Baker Courtney E, Moore-Lotridge Stephanie N, Hysong Alexander A, Posey Samuel L, Robinette J Patton, Blum Deke M, Benvenuti Michael A, Cole Heather A, Egawa Satoru, Okawa Atsushi, Saito Masanori, McCarthy Jason R, Nyman Jeffry S, Yuasa Masato, Schoenecker Jonathan G
1Department of Orthopaedics, Mayo Clinic, 200 1st Ave SW, Rochester, MN 55903 USA.
2Department of Orthopaedics and Rehabilitation, Vanderbilt University Medical Center, 1215 21st Ave. South, Suite 4200 MCE, South Tower, Nashville, TN 37232 USA.
Clin Rev Bone Miner Metab. 2018;16(4):142-158. doi: 10.1007/s12018-018-9256-x. Epub 2018 Dec 29.
Bone fractures create five problems that must be resolved: bleeding, risk of infection, hypoxia, disproportionate strain, and inability to bear weight. There have been enormous advancements in our understanding of the molecular mechanisms that resolve these problems after fractures, and in best clinical practices of repairing fractures. We put forth a modern, comprehensive model of fracture repair that synthesizes the literature on the biology and biomechanics of fracture repair to address the primary problems of fractures. This updated model is a framework for both fracture management and future studies aimed at understanding and treating this complex process. This model is based upon the fracture acute phase response (APR), which encompasses the molecular mechanisms that respond to injury. The APR is divided into sequential stages of "survival" and "repair." Early in convalescence, during "survival," bleeding and infection are resolved by collaborative efforts of the hemostatic and inflammatory pathways. Later, in "repair," avascular and biomechanically insufficient bone is replaced by a variable combination of intramembranous and endochondral ossification. Progression to repair cannot occur until survival has been ensured. A disproportionate APR-either insufficient or exuberant-leads to complications of survival (hemorrhage, thrombosis, systemic inflammatory response syndrome, infection, death) and/or repair (delayed- or non-union). The type of ossification utilized for fracture repair is dependent on the relative amounts of strain and vascularity in the fracture microenvironment, but any failure along this process can disrupt or delay fracture healing and result in a similar non-union. Therefore, incomplete understanding of the principles herein can result in mismanagement of fracture care or application of hardware that interferes with fracture repair. This unifying model of fracture repair not only informs clinicians how their interventions fit within the framework of normal biological healing but also instructs investigators about the critical variables and outputs to assess during a study of fracture repair.
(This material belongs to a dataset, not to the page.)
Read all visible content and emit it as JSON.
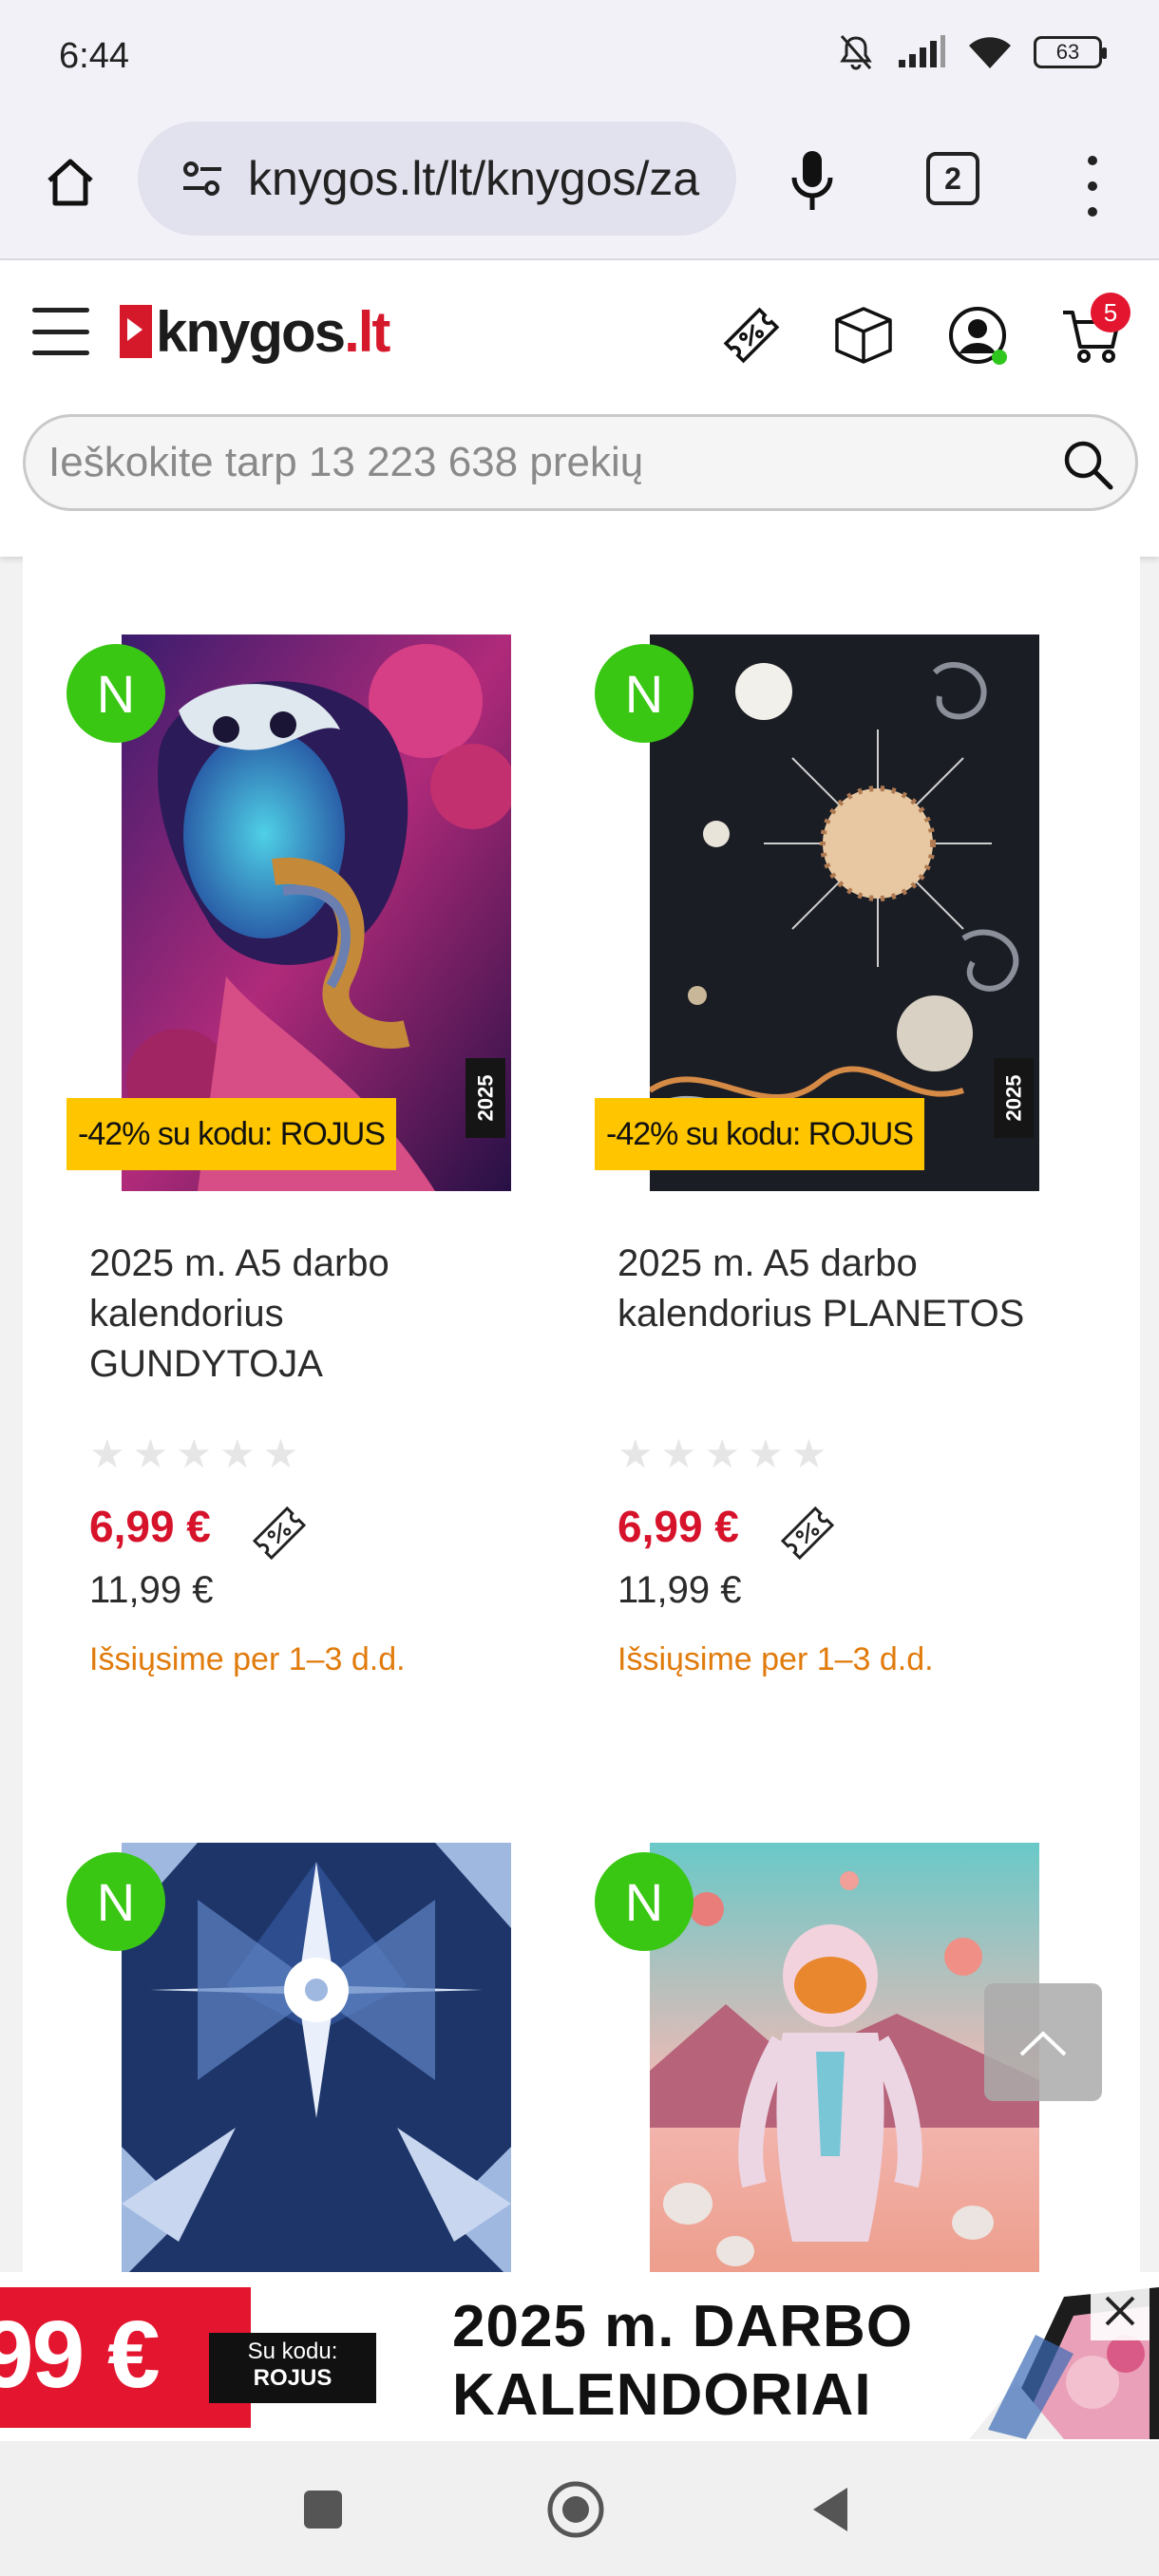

出血、感染风险、缺氧、应变失衡以及无法承重。在我们对骨折后解决这些问题的分子机制的理解以及骨折修复的最佳临床实践方面,已经取得了巨大进展。我们提出了一个现代的、全面的骨折修复模型,该模型综合了有关骨折修复生物学和生物力学的文献,以解决骨折的主要问题。这个更新后的模型是骨折管理和未来旨在理解和治疗这一复杂过程的研究的框架。该模型基于骨折急性期反应(APR),它涵盖了对损伤作出反应的分子机制。APR分为“生存”和“修复”两个连续阶段。在康复早期的“生存”阶段,出血和感染通过止血和炎症途径的协同作用得以解决。后来,在“修复”阶段,无血管且生物力学不足的骨被膜内成骨和软骨内成骨的不同组合所替代。在确保生存之前,无法进入修复阶段。APR失调——无论是不足还是过度——都会导致生存并发症(出血、血栓形成、全身炎症反应综合征、感染、死亡)和/或修复并发症(延迟愈合或不愈合)。用于骨折修复的成骨类型取决于骨折微环境中的应变和血管相对量,但这一过程中的任何失败都可能破坏或延迟骨折愈合,并导致类似的不愈合。因此,对本文所述原则的不完全理解可能导致骨折护理管理不当或应用妨碍骨折修复的硬件。这个统一的骨折修复模型不仅告知临床医生他们的干预措施如何适应正常生物愈合的框架,还指导研究人员在骨折修复研究中评估关键变量和结果。